Though McDonald's has a history of supporting the LGBTQ community, several queer advocacy groups said the lawsuit implied that the company's inclusive efforts may be hypocritical. "McDonald's can't pinkwash its record of harassment and discrimination against LGBTQ workers with a fry box and a parade float," Pride at Work executive director Jerame Davis said in a press release. "It will take a real commitment to equality and better treatment for its workers to address the horrific allegations in these complaints."

Reed, who is seeking damages for loss of wages, emotional pain and loss of self-esteem, filed the lawsuit in an effort to "show that trans lives matter," said attorney Anthony D. Paris of the Sugar Law Center for Economic and Social Justice in an email to HuffPost.
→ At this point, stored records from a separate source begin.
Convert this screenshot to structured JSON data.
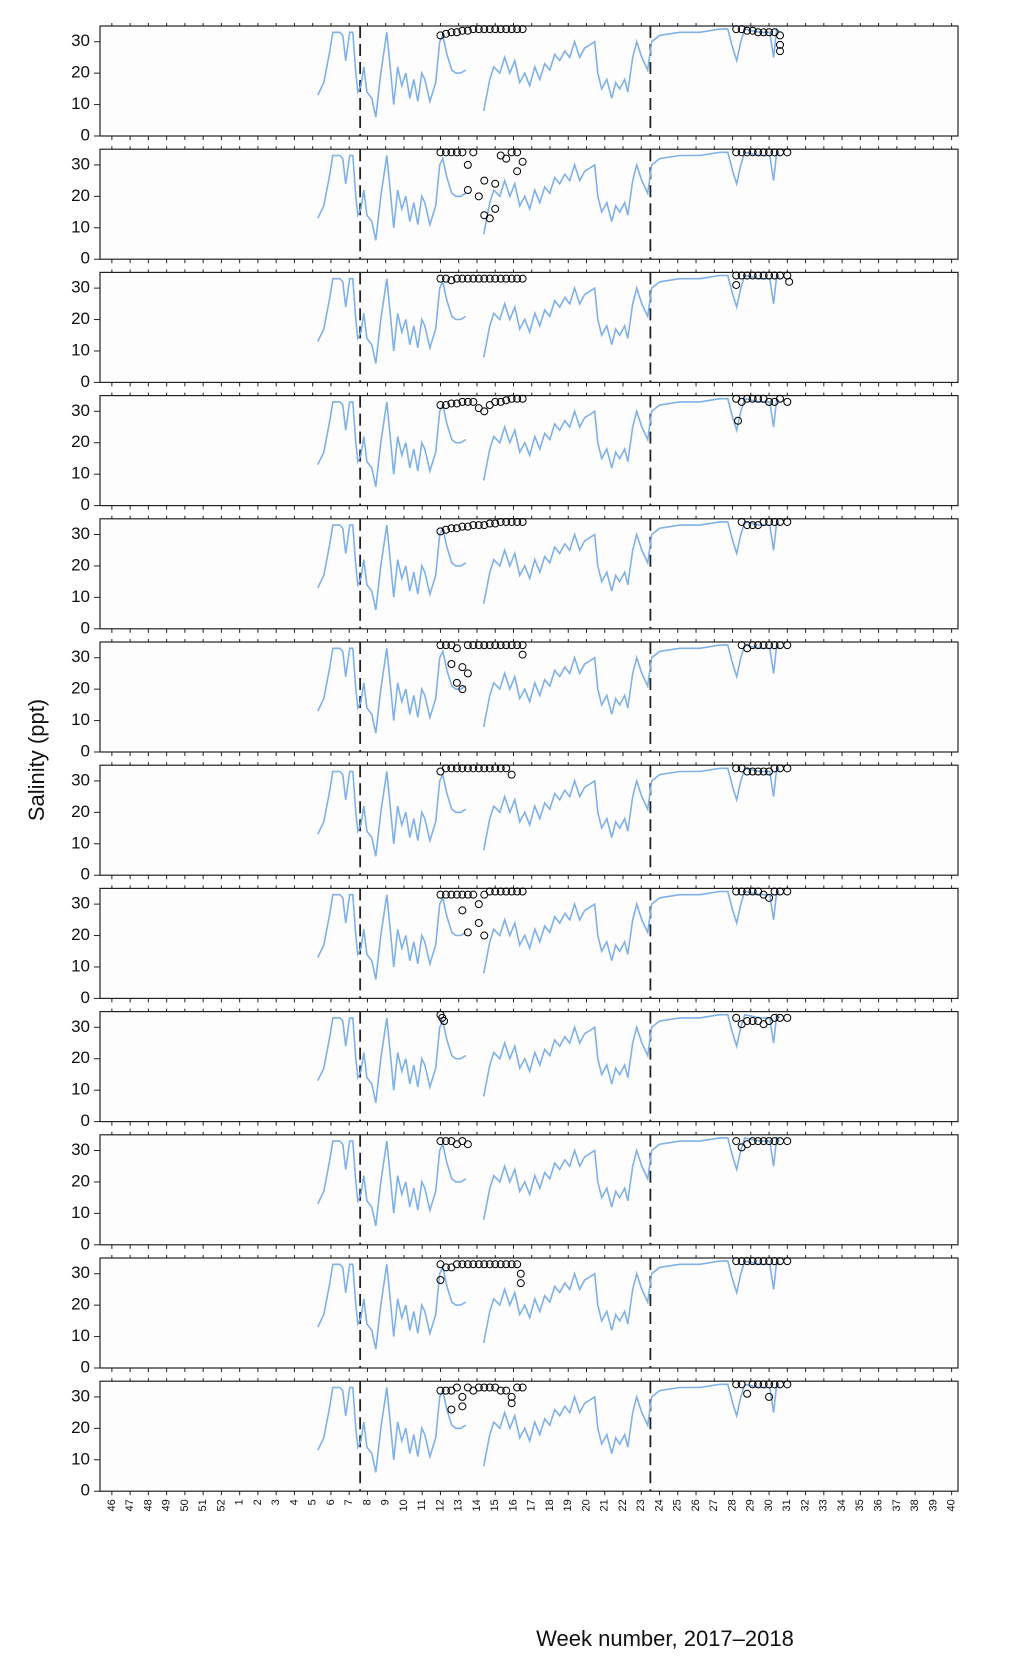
{
  "chart_data": {
    "type": "line",
    "ylabel": "Salinity (ppt)",
    "xlabel": "Week number, 2017–2018",
    "xlim": [
      -0.65,
      46.35
    ],
    "ylim": [
      0,
      35
    ],
    "yticks": [
      0,
      10,
      20,
      30
    ],
    "xticks": [
      {
        "value": 0,
        "label": "46"
      },
      {
        "value": 1,
        "label": "47"
      },
      {
        "value": 2,
        "label": "48"
      },
      {
        "value": 3,
        "label": "49"
      },
      {
        "value": 4,
        "label": "50"
      },
      {
        "value": 5,
        "label": "51"
      },
      {
        "value": 6,
        "label": "52"
      },
      {
        "value": 7,
        "label": "1"
      },
      {
        "value": 8,
        "label": "2"
      },
      {
        "value": 9,
        "label": "3"
      },
      {
        "value": 10,
        "label": "4"
      },
      {
        "value": 11,
        "label": "5"
      },
      {
        "value": 12,
        "label": "6"
      },
      {
        "value": 13,
        "label": "7"
      },
      {
        "value": 14,
        "label": "8"
      },
      {
        "value": 15,
        "label": "9"
      },
      {
        "value": 16,
        "label": "10"
      },
      {
        "value": 17,
        "label": "11"
      },
      {
        "value": 18,
        "label": "12"
      },
      {
        "value": 19,
        "label": "13"
      },
      {
        "value": 20,
        "label": "14"
      },
      {
        "value": 21,
        "label": "15"
      },
      {
        "value": 22,
        "label": "16"
      },
      {
        "value": 23,
        "label": "17"
      },
      {
        "value": 24,
        "label": "18"
      },
      {
        "value": 25,
        "label": "19"
      },
      {
        "value": 26,
        "label": "20"
      },
      {
        "value": 27,
        "label": "21"
      },
      {
        "value": 28,
        "label": "22"
      },
      {
        "value": 29,
        "label": "23"
      },
      {
        "value": 30,
        "label": "24"
      },
      {
        "value": 31,
        "label": "25"
      },
      {
        "value": 32,
        "label": "26"
      },
      {
        "value": 33,
        "label": "27"
      },
      {
        "value": 34,
        "label": "28"
      },
      {
        "value": 35,
        "label": "29"
      },
      {
        "value": 36,
        "label": "30"
      },
      {
        "value": 37,
        "label": "31"
      },
      {
        "value": 38,
        "label": "32"
      },
      {
        "value": 39,
        "label": "33"
      },
      {
        "value": 40,
        "label": "34"
      },
      {
        "value": 41,
        "label": "35"
      },
      {
        "value": 42,
        "label": "36"
      },
      {
        "value": 43,
        "label": "37"
      },
      {
        "value": 44,
        "label": "38"
      },
      {
        "value": 45,
        "label": "39"
      },
      {
        "value": 46,
        "label": "40"
      }
    ],
    "reference_lines": [
      13.6,
      29.5
    ],
    "line": {
      "color": "#7fb1e8",
      "x": [
        11.28,
        11.61,
        11.94,
        12.1,
        12.49,
        12.65,
        12.81,
        13.03,
        13.2,
        13.36,
        13.47,
        13.64,
        13.8,
        13.97,
        14.24,
        14.46,
        14.73,
        15.06,
        15.28,
        15.44,
        15.66,
        15.88,
        16.1,
        16.32,
        16.54,
        16.76,
        16.98,
        17.14,
        17.42,
        17.74,
        17.96,
        18.13,
        18.35,
        18.62,
        18.84,
        19.11,
        19.39,
        19.9,
        20.37,
        20.7,
        20.92,
        21.25,
        21.52,
        21.8,
        22.07,
        22.34,
        22.62,
        22.89,
        23.17,
        23.44,
        23.71,
        23.99,
        24.26,
        24.53,
        24.81,
        25.08,
        25.35,
        25.63,
        25.9,
        26.18,
        26.45,
        26.62,
        26.83,
        27.11,
        27.38,
        27.6,
        27.82,
        28.09,
        28.26,
        28.53,
        28.75,
        29.03,
        29.35,
        29.57,
        30.01,
        31.11,
        32.2,
        33.3,
        33.74,
        34.01,
        34.23,
        34.45,
        34.67,
        35.49,
        36.04,
        36.25,
        36.42,
        36.58
      ],
      "values": [
        13,
        17,
        27,
        33,
        33,
        32,
        24,
        33,
        33,
        20,
        14,
        16,
        22,
        14,
        12,
        6,
        20,
        33,
        20,
        10,
        22,
        16,
        20,
        12,
        18,
        11,
        20,
        18,
        11,
        17,
        30,
        32,
        26,
        21,
        20,
        20,
        21,
        null,
        8,
        18,
        22,
        20,
        25,
        20,
        24,
        17,
        20,
        16,
        22,
        18,
        23,
        21,
        26,
        24,
        27,
        25,
        30,
        25,
        28,
        29,
        30,
        20,
        15,
        18,
        12,
        17,
        15,
        18,
        14,
        25,
        30,
        25,
        21,
        30,
        32,
        33,
        33,
        34,
        34,
        28,
        24,
        30,
        34,
        33,
        33,
        25,
        34,
        33
      ]
    },
    "color": "#000000",
    "panels": [
      {
        "x": [
          18,
          18.3,
          18.6,
          18.9,
          19.2,
          19.5,
          19.8,
          20.1,
          20.4,
          20.7,
          21,
          21.3,
          21.6,
          21.9,
          22.2,
          22.5,
          34.2,
          34.5,
          34.8,
          35.1,
          35.4,
          35.7,
          36,
          36.3,
          36.6,
          36.6,
          36.6
        ],
        "values": [
          32,
          32.5,
          33,
          33,
          33.5,
          33.5,
          34,
          34,
          34,
          34,
          34,
          34,
          34,
          34,
          34,
          34,
          34,
          34,
          33.5,
          33.5,
          33,
          33,
          33,
          33,
          32,
          29,
          27
        ]
      },
      {
        "x": [
          18,
          18.3,
          18.6,
          18.9,
          19.2,
          19.5,
          19.5,
          19.8,
          20.1,
          20.4,
          20.4,
          20.7,
          21,
          21,
          21.3,
          21.6,
          21.9,
          22.2,
          22.2,
          22.5,
          34.2,
          34.5,
          34.8,
          35.1,
          35.4,
          35.7,
          36,
          36.3,
          36.6,
          37
        ],
        "values": [
          34,
          34,
          34,
          34,
          34,
          22,
          30,
          34,
          20,
          14,
          25,
          13,
          16,
          24,
          33,
          32,
          34,
          34,
          28,
          31,
          34,
          34,
          34,
          34,
          34,
          34,
          34,
          34,
          34,
          34
        ]
      },
      {
        "x": [
          18,
          18.3,
          18.6,
          18.9,
          19.2,
          19.5,
          19.8,
          20.1,
          20.4,
          20.7,
          21,
          21.3,
          21.6,
          21.9,
          22.2,
          22.5,
          34.2,
          34.2,
          34.5,
          34.8,
          35.1,
          35.4,
          35.7,
          36,
          36.3,
          36.6,
          37,
          37.1
        ],
        "values": [
          33,
          33,
          32.5,
          33,
          33,
          33,
          33,
          33,
          33,
          33,
          33,
          33,
          33,
          33,
          33,
          33,
          34,
          31,
          34,
          34,
          34,
          34,
          34,
          34,
          34,
          34,
          34,
          32
        ]
      },
      {
        "x": [
          18,
          18.3,
          18.6,
          18.9,
          19.2,
          19.5,
          19.8,
          20.1,
          20.4,
          20.7,
          21,
          21.3,
          21.6,
          21.9,
          22.2,
          22.5,
          34.2,
          34.3,
          34.5,
          34.8,
          35.1,
          35.4,
          35.7,
          36,
          36.3,
          36.6,
          37
        ],
        "values": [
          32,
          32,
          32.5,
          32.5,
          33,
          33,
          33,
          31,
          30,
          32,
          33,
          33,
          33.5,
          34,
          34,
          34,
          34,
          27,
          33,
          34,
          34,
          34,
          34,
          33,
          33,
          34,
          33
        ]
      },
      {
        "x": [
          18,
          18.3,
          18.6,
          18.9,
          19.2,
          19.5,
          19.8,
          20.1,
          20.4,
          20.7,
          21,
          21.3,
          21.6,
          21.9,
          22.2,
          22.5,
          34.5,
          34.8,
          35.1,
          35.4,
          35.7,
          36,
          36.3,
          36.6,
          37
        ],
        "values": [
          31,
          31.5,
          32,
          32,
          32.5,
          32.5,
          33,
          33,
          33,
          33.5,
          33.5,
          34,
          34,
          34,
          34,
          34,
          34,
          33,
          33,
          33,
          34,
          34,
          34,
          34,
          34
        ]
      },
      {
        "x": [
          18,
          18.3,
          18.6,
          18.6,
          18.9,
          18.9,
          19.2,
          19.2,
          19.5,
          19.5,
          19.8,
          20.1,
          20.4,
          20.7,
          21,
          21.3,
          21.6,
          21.9,
          22.2,
          22.5,
          22.5,
          34.5,
          34.8,
          35.1,
          35.4,
          35.7,
          36,
          36.3,
          36.6,
          37
        ],
        "values": [
          34,
          34,
          34,
          28,
          33,
          22,
          27,
          20,
          34,
          25,
          34,
          34,
          34,
          34,
          34,
          34,
          34,
          34,
          34,
          34,
          31,
          34,
          33,
          34,
          34,
          34,
          34,
          34,
          34,
          34
        ]
      },
      {
        "x": [
          18,
          18.3,
          18.6,
          18.9,
          19.2,
          19.5,
          19.8,
          20.1,
          20.4,
          20.7,
          21,
          21.3,
          21.6,
          21.9,
          34.2,
          34.5,
          34.8,
          35.1,
          35.4,
          35.7,
          36,
          36.3,
          36.6,
          37
        ],
        "values": [
          33,
          34,
          34,
          34,
          34,
          34,
          34,
          34,
          34,
          34,
          34,
          34,
          34,
          32,
          34,
          34,
          33,
          33,
          33,
          33,
          33,
          34,
          34,
          34
        ]
      },
      {
        "x": [
          18,
          18.3,
          18.6,
          18.9,
          19.2,
          19.2,
          19.5,
          19.5,
          19.8,
          20.1,
          20.1,
          20.4,
          20.4,
          20.7,
          21,
          21.3,
          21.6,
          21.9,
          22.2,
          22.5,
          34.2,
          34.5,
          34.8,
          35.1,
          35.4,
          35.7,
          36,
          36.3,
          36.6,
          37
        ],
        "values": [
          33,
          33,
          33,
          33,
          33,
          28,
          33,
          21,
          33,
          24,
          30,
          33,
          20,
          34,
          34,
          34,
          34,
          34,
          34,
          34,
          34,
          34,
          34,
          34,
          34,
          33,
          32,
          34,
          34,
          34
        ]
      },
      {
        "x": [
          18,
          18.1,
          18.2,
          34.2,
          34.5,
          34.8,
          35.1,
          35.4,
          35.7,
          36,
          36.3,
          36.6,
          37
        ],
        "values": [
          34,
          33,
          32,
          33,
          31,
          32,
          32,
          32,
          31,
          32,
          33,
          33,
          33
        ]
      },
      {
        "x": [
          18,
          18.3,
          18.6,
          18.9,
          19.2,
          19.5,
          34.2,
          34.5,
          34.8,
          35.1,
          35.4,
          35.7,
          36,
          36.3,
          36.6,
          37
        ],
        "values": [
          33,
          33,
          33,
          32,
          33,
          32,
          33,
          31,
          32,
          33,
          33,
          33,
          33,
          33,
          33,
          33
        ]
      },
      {
        "x": [
          18,
          18,
          18.3,
          18.6,
          18.9,
          19.2,
          19.5,
          19.8,
          20.1,
          20.4,
          20.7,
          21,
          21.3,
          21.6,
          21.9,
          22.2,
          22.4,
          22.4,
          34.2,
          34.5,
          34.8,
          35.1,
          35.4,
          35.7,
          36,
          36.3,
          36.6,
          37
        ],
        "values": [
          33,
          28,
          32,
          32,
          33,
          33,
          33,
          33,
          33,
          33,
          33,
          33,
          33,
          33,
          33,
          33,
          30,
          27,
          34,
          34,
          34,
          34,
          34,
          34,
          34,
          34,
          34,
          34
        ]
      },
      {
        "x": [
          18,
          18.3,
          18.6,
          18.6,
          18.9,
          19.2,
          19.2,
          19.5,
          19.8,
          20.1,
          20.4,
          20.7,
          21,
          21.3,
          21.6,
          21.9,
          21.9,
          22.2,
          22.5,
          34.2,
          34.5,
          34.8,
          35.1,
          35.4,
          35.7,
          36,
          36,
          36.3,
          36.6,
          37
        ],
        "values": [
          32,
          32,
          32,
          26,
          33,
          27,
          30,
          33,
          32,
          33,
          33,
          33,
          33,
          32,
          32,
          30,
          28,
          33,
          33,
          34,
          34,
          31,
          34,
          34,
          34,
          34,
          30,
          34,
          34,
          34
        ]
      }
    ]
  }
}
"She wants to stand up for herself and the other employees of a billion dollar industry, to show that it's not okay to sexually harass and discriminate against the employees who work for you,"wrote Paris, who is representing Reed. "She wants them to know it's not okay to treat their employees that way, and they can't get away with it."

Reed "knows she is not the only person," he continued. "It's happened to others and its gone on for too long, so she is standing up for herself and for others."

HuffPost has reached out to McDonald's for comment on the lawsuit. A company spokesperson told the Detroit Free Press, "As a company, we are committed to the well-being and fair treatment of all people who work in McDonald's restaurants and discrimination of any kind is completely inconsistent with our values."

"As this is an ongoing legal matter involving an independent owner operator," the spokesperson continued, "we cannot comment further."